SPU donations are split between Food in Motion, which is part of Operation: Sack Lunch and Tent City 5, a homeless community living just over the hill from SPU. All donations follow strict temperature and food safety guidelines, and no food that has been sitting out in the cafeteria stations qualifies.
On Mondays, Maya delivers food to Tent City, where residents know her and ask about life and classes. “We usually have rice,” she says. “We'll get chicken, stews with vegetables and meats, macaroni and cheese, chow mein. We’re providing proteins, fats, carbohydrates, all the food groups.”

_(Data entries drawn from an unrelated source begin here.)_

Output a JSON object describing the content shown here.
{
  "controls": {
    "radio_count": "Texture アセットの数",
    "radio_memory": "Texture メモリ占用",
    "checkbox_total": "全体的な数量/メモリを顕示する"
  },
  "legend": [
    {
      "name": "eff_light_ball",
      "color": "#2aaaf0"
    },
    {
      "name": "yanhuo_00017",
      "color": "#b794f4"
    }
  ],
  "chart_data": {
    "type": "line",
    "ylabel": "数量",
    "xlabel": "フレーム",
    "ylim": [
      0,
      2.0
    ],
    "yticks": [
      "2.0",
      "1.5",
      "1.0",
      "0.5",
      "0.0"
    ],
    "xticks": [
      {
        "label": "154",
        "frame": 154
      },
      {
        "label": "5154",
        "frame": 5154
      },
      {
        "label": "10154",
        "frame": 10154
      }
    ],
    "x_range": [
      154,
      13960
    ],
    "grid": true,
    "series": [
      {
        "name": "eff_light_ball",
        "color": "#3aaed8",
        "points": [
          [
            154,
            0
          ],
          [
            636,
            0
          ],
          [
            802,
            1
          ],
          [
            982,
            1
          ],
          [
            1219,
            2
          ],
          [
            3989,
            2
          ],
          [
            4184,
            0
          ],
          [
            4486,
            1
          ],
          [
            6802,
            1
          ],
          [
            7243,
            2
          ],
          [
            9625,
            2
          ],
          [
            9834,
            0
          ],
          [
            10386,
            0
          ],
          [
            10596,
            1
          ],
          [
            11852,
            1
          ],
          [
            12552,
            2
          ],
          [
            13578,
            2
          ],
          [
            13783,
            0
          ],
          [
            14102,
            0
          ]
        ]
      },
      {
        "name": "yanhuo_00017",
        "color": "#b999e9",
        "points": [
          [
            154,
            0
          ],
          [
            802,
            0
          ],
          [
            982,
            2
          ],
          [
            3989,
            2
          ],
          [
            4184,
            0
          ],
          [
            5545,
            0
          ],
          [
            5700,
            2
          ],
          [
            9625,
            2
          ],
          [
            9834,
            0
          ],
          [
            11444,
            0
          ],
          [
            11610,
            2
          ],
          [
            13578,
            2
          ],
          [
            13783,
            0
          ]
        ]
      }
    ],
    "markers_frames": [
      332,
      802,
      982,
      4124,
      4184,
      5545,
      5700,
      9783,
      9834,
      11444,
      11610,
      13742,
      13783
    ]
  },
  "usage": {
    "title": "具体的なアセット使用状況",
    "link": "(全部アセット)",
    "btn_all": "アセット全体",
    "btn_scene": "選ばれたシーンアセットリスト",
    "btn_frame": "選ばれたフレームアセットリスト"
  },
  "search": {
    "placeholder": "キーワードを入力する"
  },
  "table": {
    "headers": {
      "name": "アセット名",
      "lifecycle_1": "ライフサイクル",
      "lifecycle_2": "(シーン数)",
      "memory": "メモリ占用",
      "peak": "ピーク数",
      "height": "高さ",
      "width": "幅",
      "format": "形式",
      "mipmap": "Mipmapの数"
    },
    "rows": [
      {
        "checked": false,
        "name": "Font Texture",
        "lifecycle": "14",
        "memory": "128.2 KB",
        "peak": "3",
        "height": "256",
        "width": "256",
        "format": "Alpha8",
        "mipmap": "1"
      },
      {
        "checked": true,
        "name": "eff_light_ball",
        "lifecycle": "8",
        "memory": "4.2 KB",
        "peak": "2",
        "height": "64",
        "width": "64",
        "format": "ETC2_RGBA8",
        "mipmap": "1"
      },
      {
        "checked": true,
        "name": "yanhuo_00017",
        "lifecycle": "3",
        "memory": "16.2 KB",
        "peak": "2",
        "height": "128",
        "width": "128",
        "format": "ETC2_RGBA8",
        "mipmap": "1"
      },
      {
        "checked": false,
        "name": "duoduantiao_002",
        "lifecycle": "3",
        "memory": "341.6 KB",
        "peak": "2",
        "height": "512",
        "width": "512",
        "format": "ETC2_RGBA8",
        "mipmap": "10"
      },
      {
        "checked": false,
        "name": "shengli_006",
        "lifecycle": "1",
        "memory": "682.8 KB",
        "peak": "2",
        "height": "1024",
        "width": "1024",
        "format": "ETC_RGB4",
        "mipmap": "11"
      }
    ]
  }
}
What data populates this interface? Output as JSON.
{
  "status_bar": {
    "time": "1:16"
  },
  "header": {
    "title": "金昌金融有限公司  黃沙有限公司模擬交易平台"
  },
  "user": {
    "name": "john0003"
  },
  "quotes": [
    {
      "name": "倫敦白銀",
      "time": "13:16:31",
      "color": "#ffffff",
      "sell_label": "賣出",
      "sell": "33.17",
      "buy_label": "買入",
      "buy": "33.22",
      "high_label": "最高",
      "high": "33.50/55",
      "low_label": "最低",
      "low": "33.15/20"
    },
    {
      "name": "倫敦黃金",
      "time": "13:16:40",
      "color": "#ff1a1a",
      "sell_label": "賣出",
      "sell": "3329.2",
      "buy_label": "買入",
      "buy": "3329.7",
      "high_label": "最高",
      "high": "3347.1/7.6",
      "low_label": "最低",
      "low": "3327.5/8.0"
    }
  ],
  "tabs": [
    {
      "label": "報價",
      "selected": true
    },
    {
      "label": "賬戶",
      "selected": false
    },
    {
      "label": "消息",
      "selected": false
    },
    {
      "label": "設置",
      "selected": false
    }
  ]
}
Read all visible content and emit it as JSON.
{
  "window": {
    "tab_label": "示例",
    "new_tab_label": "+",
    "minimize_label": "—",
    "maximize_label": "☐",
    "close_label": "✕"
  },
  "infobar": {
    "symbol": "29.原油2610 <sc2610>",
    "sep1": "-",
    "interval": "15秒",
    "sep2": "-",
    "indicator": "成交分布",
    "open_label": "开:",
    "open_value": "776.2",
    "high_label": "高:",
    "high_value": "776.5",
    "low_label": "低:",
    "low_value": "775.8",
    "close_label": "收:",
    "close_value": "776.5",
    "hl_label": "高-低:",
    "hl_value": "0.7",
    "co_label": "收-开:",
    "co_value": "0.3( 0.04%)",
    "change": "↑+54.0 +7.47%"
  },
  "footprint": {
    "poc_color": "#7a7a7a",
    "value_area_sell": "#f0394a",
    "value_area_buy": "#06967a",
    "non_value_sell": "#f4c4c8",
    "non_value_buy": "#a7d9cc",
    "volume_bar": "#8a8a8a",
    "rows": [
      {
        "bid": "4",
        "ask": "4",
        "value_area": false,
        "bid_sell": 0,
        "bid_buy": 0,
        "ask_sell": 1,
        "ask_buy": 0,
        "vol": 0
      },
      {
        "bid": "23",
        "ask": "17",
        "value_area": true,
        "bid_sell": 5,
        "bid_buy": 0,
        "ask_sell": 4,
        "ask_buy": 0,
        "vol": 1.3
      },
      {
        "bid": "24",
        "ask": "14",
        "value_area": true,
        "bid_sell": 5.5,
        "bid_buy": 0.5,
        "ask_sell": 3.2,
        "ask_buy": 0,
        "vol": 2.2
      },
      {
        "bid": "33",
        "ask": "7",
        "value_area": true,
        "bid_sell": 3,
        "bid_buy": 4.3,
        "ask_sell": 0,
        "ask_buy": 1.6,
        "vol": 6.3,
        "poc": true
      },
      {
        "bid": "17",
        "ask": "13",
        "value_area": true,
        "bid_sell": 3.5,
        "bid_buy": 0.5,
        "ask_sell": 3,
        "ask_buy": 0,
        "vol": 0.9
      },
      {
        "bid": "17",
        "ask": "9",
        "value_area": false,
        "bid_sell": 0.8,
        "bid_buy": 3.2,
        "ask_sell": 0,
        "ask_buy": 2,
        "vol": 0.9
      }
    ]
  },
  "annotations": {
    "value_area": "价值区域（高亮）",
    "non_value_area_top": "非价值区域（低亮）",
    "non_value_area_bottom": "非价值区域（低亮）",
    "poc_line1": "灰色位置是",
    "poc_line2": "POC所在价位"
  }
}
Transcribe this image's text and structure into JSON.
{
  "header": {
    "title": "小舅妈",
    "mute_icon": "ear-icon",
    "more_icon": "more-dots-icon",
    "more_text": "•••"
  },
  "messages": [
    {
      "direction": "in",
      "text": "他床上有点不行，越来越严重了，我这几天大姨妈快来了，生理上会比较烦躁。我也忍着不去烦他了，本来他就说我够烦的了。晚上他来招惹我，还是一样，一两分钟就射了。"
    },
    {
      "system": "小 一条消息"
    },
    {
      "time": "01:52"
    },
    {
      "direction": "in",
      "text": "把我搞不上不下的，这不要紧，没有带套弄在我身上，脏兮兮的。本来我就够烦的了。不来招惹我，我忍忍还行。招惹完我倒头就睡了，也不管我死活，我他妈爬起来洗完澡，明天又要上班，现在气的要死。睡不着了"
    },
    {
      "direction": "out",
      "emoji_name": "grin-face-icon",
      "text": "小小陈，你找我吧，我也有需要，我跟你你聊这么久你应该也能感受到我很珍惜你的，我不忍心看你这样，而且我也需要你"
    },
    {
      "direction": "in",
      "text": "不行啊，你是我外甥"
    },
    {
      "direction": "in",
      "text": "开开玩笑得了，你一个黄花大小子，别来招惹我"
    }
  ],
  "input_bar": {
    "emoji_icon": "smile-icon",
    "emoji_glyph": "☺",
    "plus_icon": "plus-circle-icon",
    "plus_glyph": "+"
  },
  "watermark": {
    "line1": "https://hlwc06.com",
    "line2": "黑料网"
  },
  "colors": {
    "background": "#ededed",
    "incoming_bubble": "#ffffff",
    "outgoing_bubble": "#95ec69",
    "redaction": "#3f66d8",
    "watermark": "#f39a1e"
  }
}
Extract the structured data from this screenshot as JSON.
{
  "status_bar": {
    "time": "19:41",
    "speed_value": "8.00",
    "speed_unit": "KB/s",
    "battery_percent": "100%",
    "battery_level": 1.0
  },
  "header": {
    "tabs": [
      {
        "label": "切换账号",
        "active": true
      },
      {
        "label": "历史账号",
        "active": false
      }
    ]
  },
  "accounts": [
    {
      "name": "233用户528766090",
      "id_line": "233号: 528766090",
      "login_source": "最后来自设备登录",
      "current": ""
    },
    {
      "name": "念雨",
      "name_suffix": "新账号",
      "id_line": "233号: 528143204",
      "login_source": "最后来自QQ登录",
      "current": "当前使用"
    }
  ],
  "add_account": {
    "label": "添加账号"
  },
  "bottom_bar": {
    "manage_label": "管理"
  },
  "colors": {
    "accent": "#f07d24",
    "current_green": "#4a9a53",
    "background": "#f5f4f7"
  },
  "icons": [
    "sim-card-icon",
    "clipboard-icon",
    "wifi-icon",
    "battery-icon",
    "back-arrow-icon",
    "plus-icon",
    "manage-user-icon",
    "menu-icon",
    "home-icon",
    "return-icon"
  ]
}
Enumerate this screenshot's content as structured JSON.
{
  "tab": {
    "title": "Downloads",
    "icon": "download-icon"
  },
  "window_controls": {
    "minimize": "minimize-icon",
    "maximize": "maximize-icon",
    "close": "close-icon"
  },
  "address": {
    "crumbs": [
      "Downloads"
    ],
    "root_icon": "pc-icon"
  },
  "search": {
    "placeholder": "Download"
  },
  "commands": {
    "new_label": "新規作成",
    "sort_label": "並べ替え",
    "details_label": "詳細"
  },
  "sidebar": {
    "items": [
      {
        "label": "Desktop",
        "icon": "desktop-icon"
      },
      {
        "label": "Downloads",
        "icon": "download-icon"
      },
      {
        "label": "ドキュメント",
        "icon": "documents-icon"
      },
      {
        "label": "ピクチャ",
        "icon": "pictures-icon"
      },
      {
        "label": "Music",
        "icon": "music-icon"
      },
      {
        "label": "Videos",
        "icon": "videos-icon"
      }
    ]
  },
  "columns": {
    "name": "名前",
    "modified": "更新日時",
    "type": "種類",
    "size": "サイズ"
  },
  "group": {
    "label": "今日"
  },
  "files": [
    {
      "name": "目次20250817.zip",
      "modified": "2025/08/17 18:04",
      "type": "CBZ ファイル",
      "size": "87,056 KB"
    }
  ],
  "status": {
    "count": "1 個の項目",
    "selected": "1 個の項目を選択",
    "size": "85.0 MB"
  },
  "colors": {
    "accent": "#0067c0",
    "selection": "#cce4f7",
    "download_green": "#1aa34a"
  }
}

As a premed student, Maya has an academic interest in health. She participated in behavioral neuro endocrinology research with Associate Professor of Biology Janet Bester-Meredith. She intends to study endocrinology — diseases related to hormone imbalances — and wants to focus on family medicine. With a double major in applied human biology and psychology, she's particularly interested in how a person's environment impacts their health.
Maya still talks to people she meets downtown who are homeless — asking what she can buy them for lunch, or sharing one of the granola bars she keeps in her car — but SPU’s Food Recovery Network allows her to make a more permanent and lasting impact.
"Everyone is human,” she says. “Any one of us could experience something life-altering that puts us in a difficult situation. I would hope someone would remember that I am a human, too.”